The faculty prioritized creating an accessible co-op program – one that meets the needs of first-generation students who may not have strong networks to rely on for references and other needs.
Listening to the voices of Black-identified students
Additionally, the faculty is working closely with a newly formed Black student advisory group along with Mélanie Knight, professor and advisor to the dean of Arts on Blackness and Black diasporic education.
“Student recommendations from Ryerson’s Anti-Black Racism Campus Climate Review Report emphasized the need to diversify disciplines and programs – not only in terms of curriculum, but internships and placements,” Knight said. “It’s imperative to consult with Black-identified students at the onset of new programs such as the co-op, because it’s important for students to see their voices reflected in policy decisions and programming.”
The Arts student advisory group is working with Sunny Chan, program advisor at the Career and Co-op Centre, to address important issues such as students’ fears around the school-to-work transition, possible structural barriers and mitigating strategies, representation among employers, lack of financial accessibility, social capital and acknowledgement of the daily realities of anti-Black racism.
“It’s important to think about the ways that the co-op program may be inaccessible due to systemic inequalities, especially in considering the employers that are available to students,” said Alicia Pinnock, a student in the advisory group.
“Representation is important and we want to make sure that there are Black-identified employers in the co-op program, so students can imagine themselves working in the industry. This can also provide mentorship and additional support when looking for a career after graduation,” Pinnock said.
Multiple approaches to experiential learning
Experiential learning is embedded into each program at Ryerson – whether in the form of internships, co-ops, job shadowing, community-engaged learning, field education, placements and practicums, live actor simulations, service learning, zone learning or experiential-focused courses.
While co-op opportunities will gradually be available for all Arts students, long-standing programs such as international economics and finance and geographic analysis have had mandatory internships for many years. Other programs such as environment and urban sustainability have optional placements. Some also integrate diverse placement opportunities into individual courses.
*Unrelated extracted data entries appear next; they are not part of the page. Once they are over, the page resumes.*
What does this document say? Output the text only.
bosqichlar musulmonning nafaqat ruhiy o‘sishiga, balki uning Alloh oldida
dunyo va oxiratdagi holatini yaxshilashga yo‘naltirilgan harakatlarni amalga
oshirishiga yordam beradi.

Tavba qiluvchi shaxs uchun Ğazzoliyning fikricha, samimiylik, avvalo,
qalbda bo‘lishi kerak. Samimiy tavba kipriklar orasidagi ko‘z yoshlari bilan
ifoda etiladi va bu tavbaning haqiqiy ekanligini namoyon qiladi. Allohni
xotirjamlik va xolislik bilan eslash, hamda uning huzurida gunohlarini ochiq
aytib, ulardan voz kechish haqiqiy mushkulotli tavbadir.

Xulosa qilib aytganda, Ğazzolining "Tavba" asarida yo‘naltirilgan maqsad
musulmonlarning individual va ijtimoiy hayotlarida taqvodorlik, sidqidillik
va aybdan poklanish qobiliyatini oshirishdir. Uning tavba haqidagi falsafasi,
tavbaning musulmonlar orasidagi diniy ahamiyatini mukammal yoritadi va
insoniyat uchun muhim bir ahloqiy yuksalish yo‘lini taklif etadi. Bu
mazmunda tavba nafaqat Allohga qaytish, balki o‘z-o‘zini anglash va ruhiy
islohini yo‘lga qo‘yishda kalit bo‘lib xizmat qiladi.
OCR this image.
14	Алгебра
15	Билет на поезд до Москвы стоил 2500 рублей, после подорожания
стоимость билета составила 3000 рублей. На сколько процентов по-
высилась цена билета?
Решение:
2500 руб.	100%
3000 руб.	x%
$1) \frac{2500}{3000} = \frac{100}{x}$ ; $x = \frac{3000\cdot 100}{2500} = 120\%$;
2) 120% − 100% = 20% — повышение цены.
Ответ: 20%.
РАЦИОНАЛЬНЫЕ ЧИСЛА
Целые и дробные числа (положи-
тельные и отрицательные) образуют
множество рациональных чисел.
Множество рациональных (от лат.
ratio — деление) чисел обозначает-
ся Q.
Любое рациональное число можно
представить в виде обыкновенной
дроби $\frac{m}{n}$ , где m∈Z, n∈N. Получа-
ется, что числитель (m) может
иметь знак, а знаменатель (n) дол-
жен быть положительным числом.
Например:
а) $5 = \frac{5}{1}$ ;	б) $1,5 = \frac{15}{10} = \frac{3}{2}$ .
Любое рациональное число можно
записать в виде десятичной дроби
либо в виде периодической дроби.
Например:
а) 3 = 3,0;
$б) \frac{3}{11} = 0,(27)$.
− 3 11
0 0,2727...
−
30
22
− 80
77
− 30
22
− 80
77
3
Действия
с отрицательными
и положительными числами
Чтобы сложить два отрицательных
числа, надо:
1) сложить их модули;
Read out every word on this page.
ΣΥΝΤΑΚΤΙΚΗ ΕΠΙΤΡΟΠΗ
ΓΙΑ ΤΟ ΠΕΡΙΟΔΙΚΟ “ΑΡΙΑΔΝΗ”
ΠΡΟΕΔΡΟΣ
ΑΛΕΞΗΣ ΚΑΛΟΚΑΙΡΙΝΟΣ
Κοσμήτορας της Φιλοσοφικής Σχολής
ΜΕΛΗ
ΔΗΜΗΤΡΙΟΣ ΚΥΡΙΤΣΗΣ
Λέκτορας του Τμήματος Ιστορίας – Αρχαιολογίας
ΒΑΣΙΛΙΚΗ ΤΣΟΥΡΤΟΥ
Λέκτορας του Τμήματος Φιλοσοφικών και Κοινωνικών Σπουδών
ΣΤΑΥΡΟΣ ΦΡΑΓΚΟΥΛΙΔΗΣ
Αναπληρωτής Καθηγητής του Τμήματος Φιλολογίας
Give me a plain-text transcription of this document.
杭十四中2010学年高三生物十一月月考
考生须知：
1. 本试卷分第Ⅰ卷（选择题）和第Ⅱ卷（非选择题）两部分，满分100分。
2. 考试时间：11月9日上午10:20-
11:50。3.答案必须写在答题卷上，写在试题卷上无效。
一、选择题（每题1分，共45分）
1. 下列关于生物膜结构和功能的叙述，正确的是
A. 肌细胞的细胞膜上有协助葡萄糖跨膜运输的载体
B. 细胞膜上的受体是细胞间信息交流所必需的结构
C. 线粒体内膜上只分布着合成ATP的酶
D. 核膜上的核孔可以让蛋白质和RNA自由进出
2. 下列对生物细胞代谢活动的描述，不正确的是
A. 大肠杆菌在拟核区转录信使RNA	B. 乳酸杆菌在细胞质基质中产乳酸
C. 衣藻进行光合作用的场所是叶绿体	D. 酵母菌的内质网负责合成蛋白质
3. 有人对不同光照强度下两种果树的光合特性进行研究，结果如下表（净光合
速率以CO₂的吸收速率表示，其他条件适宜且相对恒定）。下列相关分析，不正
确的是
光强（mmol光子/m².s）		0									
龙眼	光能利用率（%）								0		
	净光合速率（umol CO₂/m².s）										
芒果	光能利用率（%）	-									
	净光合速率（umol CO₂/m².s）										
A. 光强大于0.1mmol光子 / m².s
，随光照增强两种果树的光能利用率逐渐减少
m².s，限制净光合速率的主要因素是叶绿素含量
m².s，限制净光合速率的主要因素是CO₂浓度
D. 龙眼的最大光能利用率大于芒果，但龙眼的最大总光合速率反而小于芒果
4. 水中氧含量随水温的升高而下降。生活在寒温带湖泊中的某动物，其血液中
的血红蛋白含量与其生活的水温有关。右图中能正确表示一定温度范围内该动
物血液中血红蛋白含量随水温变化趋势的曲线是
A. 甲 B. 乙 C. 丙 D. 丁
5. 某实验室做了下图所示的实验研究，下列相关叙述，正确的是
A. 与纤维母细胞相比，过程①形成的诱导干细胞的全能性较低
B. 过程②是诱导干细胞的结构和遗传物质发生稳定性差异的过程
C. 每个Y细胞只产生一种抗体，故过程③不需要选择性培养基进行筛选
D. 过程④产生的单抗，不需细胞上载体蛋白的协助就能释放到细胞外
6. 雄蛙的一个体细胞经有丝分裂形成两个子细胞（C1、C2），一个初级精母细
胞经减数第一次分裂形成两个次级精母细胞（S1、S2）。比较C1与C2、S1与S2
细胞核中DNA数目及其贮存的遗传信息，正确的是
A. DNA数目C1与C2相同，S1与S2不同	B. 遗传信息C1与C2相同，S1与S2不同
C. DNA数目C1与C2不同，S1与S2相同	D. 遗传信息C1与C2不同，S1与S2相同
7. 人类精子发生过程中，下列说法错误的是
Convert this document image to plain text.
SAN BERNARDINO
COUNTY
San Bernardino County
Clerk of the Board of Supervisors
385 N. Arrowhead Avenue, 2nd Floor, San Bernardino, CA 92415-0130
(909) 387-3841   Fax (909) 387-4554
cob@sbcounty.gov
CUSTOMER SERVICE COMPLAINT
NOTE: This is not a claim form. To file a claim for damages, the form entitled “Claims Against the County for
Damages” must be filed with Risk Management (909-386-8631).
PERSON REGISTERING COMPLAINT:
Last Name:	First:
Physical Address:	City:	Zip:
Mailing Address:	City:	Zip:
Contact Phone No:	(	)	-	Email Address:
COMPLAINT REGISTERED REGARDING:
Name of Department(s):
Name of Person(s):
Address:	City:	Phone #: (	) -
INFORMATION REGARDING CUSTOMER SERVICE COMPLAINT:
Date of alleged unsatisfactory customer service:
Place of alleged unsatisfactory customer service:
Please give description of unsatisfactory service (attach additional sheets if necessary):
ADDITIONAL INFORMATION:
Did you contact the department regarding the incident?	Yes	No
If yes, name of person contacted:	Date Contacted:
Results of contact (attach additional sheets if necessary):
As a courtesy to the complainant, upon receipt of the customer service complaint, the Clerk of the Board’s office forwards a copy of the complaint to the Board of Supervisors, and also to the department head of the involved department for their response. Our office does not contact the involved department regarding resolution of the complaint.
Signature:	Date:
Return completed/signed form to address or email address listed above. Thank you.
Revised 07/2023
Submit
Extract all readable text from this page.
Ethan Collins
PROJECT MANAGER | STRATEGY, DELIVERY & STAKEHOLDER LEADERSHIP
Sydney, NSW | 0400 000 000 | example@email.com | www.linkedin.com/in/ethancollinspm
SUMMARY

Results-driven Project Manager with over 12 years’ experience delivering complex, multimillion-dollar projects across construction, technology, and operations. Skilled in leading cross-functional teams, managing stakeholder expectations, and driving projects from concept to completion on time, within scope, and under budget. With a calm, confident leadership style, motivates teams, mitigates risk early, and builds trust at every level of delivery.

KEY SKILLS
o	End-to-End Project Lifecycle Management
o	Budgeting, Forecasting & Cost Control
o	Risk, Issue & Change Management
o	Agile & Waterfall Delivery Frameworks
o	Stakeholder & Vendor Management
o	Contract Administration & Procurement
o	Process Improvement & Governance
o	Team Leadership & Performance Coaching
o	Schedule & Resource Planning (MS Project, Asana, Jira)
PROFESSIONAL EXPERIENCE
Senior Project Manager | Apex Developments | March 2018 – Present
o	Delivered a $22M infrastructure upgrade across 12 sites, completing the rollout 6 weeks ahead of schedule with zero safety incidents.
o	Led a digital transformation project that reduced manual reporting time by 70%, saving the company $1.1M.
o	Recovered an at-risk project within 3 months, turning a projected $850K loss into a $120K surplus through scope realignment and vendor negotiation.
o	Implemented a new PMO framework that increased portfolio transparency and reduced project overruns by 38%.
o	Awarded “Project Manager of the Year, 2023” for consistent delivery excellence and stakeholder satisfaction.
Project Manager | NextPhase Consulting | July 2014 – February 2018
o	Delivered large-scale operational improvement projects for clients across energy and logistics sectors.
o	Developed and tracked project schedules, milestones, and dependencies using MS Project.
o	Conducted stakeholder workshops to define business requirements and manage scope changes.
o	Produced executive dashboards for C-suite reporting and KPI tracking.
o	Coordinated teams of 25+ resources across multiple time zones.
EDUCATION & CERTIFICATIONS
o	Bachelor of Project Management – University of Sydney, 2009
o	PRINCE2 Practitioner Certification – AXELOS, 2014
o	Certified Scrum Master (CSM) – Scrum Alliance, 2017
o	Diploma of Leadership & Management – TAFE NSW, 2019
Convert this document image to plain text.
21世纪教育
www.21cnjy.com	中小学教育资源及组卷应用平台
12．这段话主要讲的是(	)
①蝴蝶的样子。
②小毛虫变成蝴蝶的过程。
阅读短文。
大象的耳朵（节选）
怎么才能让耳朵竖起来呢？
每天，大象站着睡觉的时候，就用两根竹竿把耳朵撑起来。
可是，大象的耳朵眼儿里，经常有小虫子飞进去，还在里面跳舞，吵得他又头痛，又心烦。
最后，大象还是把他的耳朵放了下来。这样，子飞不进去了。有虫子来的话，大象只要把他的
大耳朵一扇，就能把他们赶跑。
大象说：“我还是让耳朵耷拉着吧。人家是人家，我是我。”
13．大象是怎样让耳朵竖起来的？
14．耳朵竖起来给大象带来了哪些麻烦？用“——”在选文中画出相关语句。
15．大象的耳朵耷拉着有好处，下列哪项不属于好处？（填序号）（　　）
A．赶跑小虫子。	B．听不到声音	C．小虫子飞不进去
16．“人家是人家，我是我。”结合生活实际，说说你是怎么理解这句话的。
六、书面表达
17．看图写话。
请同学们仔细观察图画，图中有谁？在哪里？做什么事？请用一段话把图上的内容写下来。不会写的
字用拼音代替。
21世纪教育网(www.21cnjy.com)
In collaboration with the Career and Co-op Centre, experiential-based courses such as career integration (SOC 494), field experience (POG 499) and peer learning experience (SSH 500) offer career-integrated learning to Arts students in different ways.
“These courses offer students a concrete career toolkit and opportunities for job shadowing,” said Laura MacKinnon, career education specialist for the Faculty of Arts. “It helps them understand their skills and strengths, create a strong resumé, develop professional networks and effectively job search.”
Introducing more opportunities for students to work while studying has another benefit.
“We know that students who work while they study are more likely to stay enrolled in university and finish their degrees,” said Emily Jones, interim director of the Career and Co-op Centre. “For us, that underscores the importance of offering as many students as possible an opportunity to take co-op, complete an internship, work through Career Boost, or any other way for them to explore their interests.”
With the COVID-19 pandemic accelerating uncertainty in the job market and given the nonlinear career paths that liberal arts students sometimes take, adopting multiple approaches to experiential learning is crucial to offering a holistic education.